Die globale Unternehmensberichtssaison für das zweite Quartal 2015 hat einen klaren Sieger produziert: Japan. Die Börsenkonzerne des Landes wiesen das weltweit bei weitem höchste Gewinn- und Umsatzwachstum aus und übertrafen damit auch die Konsensschätzungen deutlich - und zwar auf breiter Basis: Alle zehn Sektoren konnten höher als erwartete Gewinne je Aktie (EPS) ausweisen.
Stärkeres Wachstum und mehr positive Überraschungen
Zunächst ein Blick auf die Zahlen: Auf Basis von 296 von 310 im MSCI Japan vertretenen Firmen betrug das EPS-Wachstum im Q2/2015 gegenüber dem Vorjahr gut 35% und übertraf damit den Konsenswert um 15.4% (Tabelle 1). Das liegt auf jeden Fall deutlich über der weltweiten Norm. So sind die EPS im MSCI World (90% der Ergebnisse veröffentlicht) um nur 1% gestiegen, auch wenn sie damit rund 5% über der Konsensprognose lagen. Die Emerging Markets konnten einen EPS-Anstieg von 2.4% ausweisen, blieben damit aber 1.2% hinter dem Erwartungswert. Nur die Eurozone konnte ähnlich respektable Wachstumsraten und deutlich positive Abweichungswerte bieten (19% EPS-Wachstum, 9.9% über Konsens, siehe Grafik 2).
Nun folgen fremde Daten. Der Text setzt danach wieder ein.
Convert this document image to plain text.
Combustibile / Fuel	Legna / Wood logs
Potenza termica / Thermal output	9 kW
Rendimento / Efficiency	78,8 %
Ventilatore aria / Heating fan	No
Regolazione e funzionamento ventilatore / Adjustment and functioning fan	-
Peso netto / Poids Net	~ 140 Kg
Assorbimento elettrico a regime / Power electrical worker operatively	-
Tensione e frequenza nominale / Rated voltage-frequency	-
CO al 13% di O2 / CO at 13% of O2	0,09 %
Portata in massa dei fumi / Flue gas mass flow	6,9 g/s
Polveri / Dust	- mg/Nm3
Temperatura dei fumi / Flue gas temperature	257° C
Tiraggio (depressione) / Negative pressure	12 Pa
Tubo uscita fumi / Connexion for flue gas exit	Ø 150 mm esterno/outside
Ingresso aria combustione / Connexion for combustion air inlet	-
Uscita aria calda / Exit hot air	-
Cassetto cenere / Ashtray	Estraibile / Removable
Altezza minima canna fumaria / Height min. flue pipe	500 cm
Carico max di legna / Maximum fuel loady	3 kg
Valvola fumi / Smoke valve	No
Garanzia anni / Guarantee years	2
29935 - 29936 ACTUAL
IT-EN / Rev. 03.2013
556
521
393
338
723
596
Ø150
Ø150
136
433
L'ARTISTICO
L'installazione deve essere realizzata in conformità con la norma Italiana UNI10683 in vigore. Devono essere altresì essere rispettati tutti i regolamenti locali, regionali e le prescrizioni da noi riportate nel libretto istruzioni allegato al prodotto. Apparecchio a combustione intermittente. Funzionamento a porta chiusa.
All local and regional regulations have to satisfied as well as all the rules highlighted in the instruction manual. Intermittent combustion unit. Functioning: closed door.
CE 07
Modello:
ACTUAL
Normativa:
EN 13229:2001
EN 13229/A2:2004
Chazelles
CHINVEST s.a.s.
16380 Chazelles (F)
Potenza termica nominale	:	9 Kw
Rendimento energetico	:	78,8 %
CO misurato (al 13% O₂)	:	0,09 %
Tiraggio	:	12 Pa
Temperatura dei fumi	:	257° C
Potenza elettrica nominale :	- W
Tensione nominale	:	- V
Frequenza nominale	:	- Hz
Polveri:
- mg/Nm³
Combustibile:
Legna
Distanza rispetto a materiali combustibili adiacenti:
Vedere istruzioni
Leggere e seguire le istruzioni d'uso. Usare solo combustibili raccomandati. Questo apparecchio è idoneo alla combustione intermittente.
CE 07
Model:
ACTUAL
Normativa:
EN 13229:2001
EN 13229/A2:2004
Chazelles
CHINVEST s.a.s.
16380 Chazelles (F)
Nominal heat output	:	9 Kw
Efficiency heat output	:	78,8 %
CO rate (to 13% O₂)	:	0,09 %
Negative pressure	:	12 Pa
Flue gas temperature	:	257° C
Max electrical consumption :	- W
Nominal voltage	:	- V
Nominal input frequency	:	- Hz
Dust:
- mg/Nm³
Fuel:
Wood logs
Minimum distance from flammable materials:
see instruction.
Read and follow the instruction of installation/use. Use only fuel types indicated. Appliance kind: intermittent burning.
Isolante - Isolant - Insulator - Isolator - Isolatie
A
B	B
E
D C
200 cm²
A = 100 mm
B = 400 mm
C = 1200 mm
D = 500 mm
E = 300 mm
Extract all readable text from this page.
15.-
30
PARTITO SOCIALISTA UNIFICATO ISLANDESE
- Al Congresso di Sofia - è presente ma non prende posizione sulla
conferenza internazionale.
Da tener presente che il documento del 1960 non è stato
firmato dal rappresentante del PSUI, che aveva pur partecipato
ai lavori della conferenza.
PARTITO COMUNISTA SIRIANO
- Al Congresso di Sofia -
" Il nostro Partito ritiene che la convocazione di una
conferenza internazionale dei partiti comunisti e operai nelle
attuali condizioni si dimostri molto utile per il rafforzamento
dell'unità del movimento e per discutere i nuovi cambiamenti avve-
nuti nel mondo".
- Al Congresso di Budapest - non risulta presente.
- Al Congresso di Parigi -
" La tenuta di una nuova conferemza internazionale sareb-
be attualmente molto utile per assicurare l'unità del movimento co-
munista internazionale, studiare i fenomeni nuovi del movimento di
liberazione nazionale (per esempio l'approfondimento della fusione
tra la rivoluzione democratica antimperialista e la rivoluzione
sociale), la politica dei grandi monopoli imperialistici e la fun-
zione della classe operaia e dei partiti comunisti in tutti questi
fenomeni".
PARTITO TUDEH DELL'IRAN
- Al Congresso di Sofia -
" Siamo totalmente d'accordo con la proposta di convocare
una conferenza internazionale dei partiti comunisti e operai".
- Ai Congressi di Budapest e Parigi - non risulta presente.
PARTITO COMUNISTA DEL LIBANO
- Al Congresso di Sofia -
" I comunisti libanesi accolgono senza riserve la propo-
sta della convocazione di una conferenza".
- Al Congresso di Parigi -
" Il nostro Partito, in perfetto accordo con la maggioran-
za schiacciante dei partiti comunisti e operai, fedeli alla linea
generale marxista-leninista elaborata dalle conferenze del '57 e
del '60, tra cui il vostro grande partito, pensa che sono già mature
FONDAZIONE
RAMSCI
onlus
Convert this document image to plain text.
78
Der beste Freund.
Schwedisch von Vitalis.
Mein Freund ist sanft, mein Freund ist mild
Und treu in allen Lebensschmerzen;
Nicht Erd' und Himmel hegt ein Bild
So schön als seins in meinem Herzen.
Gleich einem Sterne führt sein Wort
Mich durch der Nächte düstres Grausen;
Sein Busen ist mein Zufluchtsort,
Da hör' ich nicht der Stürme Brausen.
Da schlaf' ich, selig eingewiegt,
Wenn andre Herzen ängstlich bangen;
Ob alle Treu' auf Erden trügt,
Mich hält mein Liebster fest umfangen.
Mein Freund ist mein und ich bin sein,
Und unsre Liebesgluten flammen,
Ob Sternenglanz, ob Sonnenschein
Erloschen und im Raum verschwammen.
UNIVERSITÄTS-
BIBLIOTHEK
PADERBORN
Japanische Ertragsdynamik sollte anhalten
Im Hinblick auf den Ausblick glauben wir weiterhin, dass die japanischen Unternehmen für die kommenden Quartale - vielleicht sogar Jahre - gut positioniert sind, um auf einem überdurchschnittlich freundlichen Wachstumspfad zu bleiben:
- Die Dimension und Häufigkeit der Differenz zwischen den tatsächlichen und erwarteten Ergebnissen ist fast in allen Branchen relativ gross - d.h. es gibt noch keinen breiten, optimistischen Konsens über Japans Perspektiven, geschweige denn eine Tendenz zum Überoptimismus. Mit anderen Worten: Diese Hausse und Erholung befindet sich noch in einem relativ frühen Stadium - es gibt immer noch Raum für eine Anpassung der Erwartungen nach oben.
- Seit der geld- und wirtschaftspolitischen Wende Ende 2012 befindet sich Japan auf dem Reflationspfad. Letzterer ist gleichbedeutend mit Wachstum des nominalen Bruttoinlandprodukts - d.h. der Grundlage der Unternehmensgewinne. Während die aus der Reflationspolitik resultierende Yen-Schwäche sicherlich die Export- und Auslandserträge vieler, vor allem grösserer Firmen aufwertet, ist auf breiterer Ebene und aus längerfristiger Sicht die Überwindung der einheimischen Deflation letztlich wichtiger.
- Nach zwei Jahrzehnten des privaten Schuldenabbaus und der Deflation haben Japans Unternehmen jetzt ausreichend Raum für aktionärsfreundliche, rentabilitätssteigernde Massnahmen (Kapitalverkürzungen, Dividendenerhöhungen, Aktienrückkäufe), ohne ihre Bilanzen zu strapazieren. Das wäre vorteilhaft für Aktionäre und würde höhere Aktienbewertungen rechtfertigen. Regierung, Industrieinstitutionen und Unternehmen haben bereits verschiedene Initiativen ergriffen, um Shareholder Value-Prinzipien und eine dauerhafte Erhöhung der Rentabilitätsniveaus zu fördern. Der Trend dürfte anhalten.